Consider this simplified scenario. You have your Hyper-V host connected to a switch via a single cable; the host has a single VM (guest) running on it. Everything has network connectivity; both the host and guest can get to the Internet, and to each other, via TCP/IP (you can ping, RDP, etc.). Next, someone turns on VLAN tagging in the switch such that all packets traveling through it are tagged with VLAN 2. Your host and guest have now lost all network connectivity.
How can you tell Hyper-V to ignore the fact that incoming packets are now tagged with VLAN 2? They physical NIC is ignoring the tagging just fine, so can Hyper-V do it also?
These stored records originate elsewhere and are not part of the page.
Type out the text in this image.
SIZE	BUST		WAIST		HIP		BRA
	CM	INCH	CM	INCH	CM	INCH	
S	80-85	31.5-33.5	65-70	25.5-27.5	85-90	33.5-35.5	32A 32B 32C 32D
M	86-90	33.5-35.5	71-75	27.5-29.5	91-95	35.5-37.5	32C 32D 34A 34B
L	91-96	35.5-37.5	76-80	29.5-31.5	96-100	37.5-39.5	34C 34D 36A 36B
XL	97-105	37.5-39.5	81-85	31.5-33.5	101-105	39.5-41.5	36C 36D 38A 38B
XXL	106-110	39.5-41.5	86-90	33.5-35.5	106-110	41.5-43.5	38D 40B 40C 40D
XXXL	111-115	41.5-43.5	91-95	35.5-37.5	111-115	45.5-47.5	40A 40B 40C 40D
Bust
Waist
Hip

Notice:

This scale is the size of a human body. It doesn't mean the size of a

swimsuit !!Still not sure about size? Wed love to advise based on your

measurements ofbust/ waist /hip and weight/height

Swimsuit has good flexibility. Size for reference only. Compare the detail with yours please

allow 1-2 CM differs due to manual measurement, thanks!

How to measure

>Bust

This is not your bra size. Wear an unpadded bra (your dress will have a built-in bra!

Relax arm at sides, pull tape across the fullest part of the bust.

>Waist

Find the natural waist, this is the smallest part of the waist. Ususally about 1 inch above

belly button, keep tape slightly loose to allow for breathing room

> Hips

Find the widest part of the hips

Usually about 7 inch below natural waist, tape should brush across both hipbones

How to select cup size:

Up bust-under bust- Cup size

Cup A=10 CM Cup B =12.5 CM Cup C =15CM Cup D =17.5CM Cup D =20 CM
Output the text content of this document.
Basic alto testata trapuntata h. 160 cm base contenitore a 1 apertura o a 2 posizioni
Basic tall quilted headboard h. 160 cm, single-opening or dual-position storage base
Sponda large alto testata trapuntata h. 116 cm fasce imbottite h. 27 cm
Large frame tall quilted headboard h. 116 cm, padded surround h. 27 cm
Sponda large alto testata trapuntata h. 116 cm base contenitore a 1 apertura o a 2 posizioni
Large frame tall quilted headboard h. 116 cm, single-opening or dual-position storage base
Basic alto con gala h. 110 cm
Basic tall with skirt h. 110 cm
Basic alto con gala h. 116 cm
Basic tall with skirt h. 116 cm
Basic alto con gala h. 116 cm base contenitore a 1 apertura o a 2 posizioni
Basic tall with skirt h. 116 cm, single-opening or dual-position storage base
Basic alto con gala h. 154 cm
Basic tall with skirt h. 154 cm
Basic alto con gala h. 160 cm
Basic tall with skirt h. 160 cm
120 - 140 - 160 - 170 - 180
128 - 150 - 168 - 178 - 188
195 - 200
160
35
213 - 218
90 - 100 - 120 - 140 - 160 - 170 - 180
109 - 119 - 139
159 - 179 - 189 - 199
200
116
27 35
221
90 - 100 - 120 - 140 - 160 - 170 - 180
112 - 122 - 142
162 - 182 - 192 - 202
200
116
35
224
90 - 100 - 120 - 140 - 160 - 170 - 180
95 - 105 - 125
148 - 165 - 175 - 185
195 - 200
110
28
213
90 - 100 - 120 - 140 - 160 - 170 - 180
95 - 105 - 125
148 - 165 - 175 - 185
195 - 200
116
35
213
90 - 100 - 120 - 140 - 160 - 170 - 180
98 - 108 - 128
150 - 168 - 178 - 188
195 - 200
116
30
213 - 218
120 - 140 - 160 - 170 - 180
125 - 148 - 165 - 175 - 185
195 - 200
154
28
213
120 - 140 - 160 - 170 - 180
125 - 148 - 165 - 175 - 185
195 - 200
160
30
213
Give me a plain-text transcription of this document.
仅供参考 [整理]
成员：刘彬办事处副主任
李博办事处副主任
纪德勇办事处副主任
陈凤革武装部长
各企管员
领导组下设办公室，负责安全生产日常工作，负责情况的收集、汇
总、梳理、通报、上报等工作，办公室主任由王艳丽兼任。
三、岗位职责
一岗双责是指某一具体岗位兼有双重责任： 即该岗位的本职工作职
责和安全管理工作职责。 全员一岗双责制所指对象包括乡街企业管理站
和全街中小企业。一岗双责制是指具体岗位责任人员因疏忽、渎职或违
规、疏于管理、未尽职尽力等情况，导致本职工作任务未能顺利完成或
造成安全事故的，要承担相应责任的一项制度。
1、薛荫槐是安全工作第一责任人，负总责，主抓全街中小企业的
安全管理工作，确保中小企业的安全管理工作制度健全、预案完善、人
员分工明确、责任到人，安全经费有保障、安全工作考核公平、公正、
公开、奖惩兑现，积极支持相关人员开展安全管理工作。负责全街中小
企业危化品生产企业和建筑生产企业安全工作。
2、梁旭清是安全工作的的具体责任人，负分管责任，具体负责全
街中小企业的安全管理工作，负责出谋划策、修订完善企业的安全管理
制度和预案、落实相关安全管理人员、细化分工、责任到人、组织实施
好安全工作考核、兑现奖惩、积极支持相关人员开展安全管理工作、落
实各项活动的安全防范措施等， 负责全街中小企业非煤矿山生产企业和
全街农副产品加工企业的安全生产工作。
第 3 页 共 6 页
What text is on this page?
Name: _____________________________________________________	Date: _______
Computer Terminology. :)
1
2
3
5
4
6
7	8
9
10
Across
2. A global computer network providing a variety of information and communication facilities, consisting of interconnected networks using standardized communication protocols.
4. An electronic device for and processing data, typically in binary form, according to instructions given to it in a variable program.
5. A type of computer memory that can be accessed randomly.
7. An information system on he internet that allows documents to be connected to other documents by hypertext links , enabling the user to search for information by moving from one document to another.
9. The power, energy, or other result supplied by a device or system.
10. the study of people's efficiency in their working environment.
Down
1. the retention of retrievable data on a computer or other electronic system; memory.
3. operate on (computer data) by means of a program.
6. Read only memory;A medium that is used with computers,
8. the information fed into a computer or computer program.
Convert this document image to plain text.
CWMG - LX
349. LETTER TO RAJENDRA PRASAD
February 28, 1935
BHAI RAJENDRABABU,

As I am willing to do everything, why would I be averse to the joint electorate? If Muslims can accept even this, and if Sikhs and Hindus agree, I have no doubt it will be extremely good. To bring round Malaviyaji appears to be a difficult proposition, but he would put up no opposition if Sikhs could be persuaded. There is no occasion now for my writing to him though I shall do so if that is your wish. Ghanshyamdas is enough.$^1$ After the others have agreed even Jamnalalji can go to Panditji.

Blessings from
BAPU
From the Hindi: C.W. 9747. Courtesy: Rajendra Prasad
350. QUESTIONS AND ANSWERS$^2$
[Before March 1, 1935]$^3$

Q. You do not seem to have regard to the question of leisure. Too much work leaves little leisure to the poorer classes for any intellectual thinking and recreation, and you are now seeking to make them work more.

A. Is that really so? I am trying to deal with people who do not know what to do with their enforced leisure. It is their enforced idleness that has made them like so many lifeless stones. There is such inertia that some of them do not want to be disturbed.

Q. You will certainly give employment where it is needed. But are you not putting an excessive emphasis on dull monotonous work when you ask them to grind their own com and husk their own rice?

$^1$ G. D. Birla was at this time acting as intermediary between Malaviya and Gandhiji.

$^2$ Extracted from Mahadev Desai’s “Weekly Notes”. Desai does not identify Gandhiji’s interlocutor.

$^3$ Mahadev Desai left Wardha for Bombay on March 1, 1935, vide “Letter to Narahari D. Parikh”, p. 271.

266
So here's the situation. I've got a switch divided into 2 distinct collision domains, but it was done by setting up a VLAN because I had no other choice. The Hyper-V host is physically plugged into one port on one of those collision domains; the host and all VMs are expected to work within that same collision domain. Nothing except the switch has any sort of VLAN configuration; all connected machines behave simply as if there were 2 independent "dumb" switches being used. I would like it to remain this way.
However, in Hyper-V Manager, when I go into the "Virtual Network Manager" dialog to add a new External (physical) interface, if I don't choose the proper VLAN ID (for the host/"parent partition"), the NIC loses all network connectivity. That's because while the physical NIC doesn't care, the new Microsoft Virtual Switch does---and dutifully drops the packets. ...and each VM also has to have the same VLAN ID configured or the VM can't get a network connection.
(FYI, this particular "gotcha" caused untold torment because there's no reporting of such activity anywhere in Hyper-V, and its out-of-the-box behavior is exactly opposite of what physical NICs do.)
Edit: Attempted to clarify my "backstory" and added a simplified example scenario.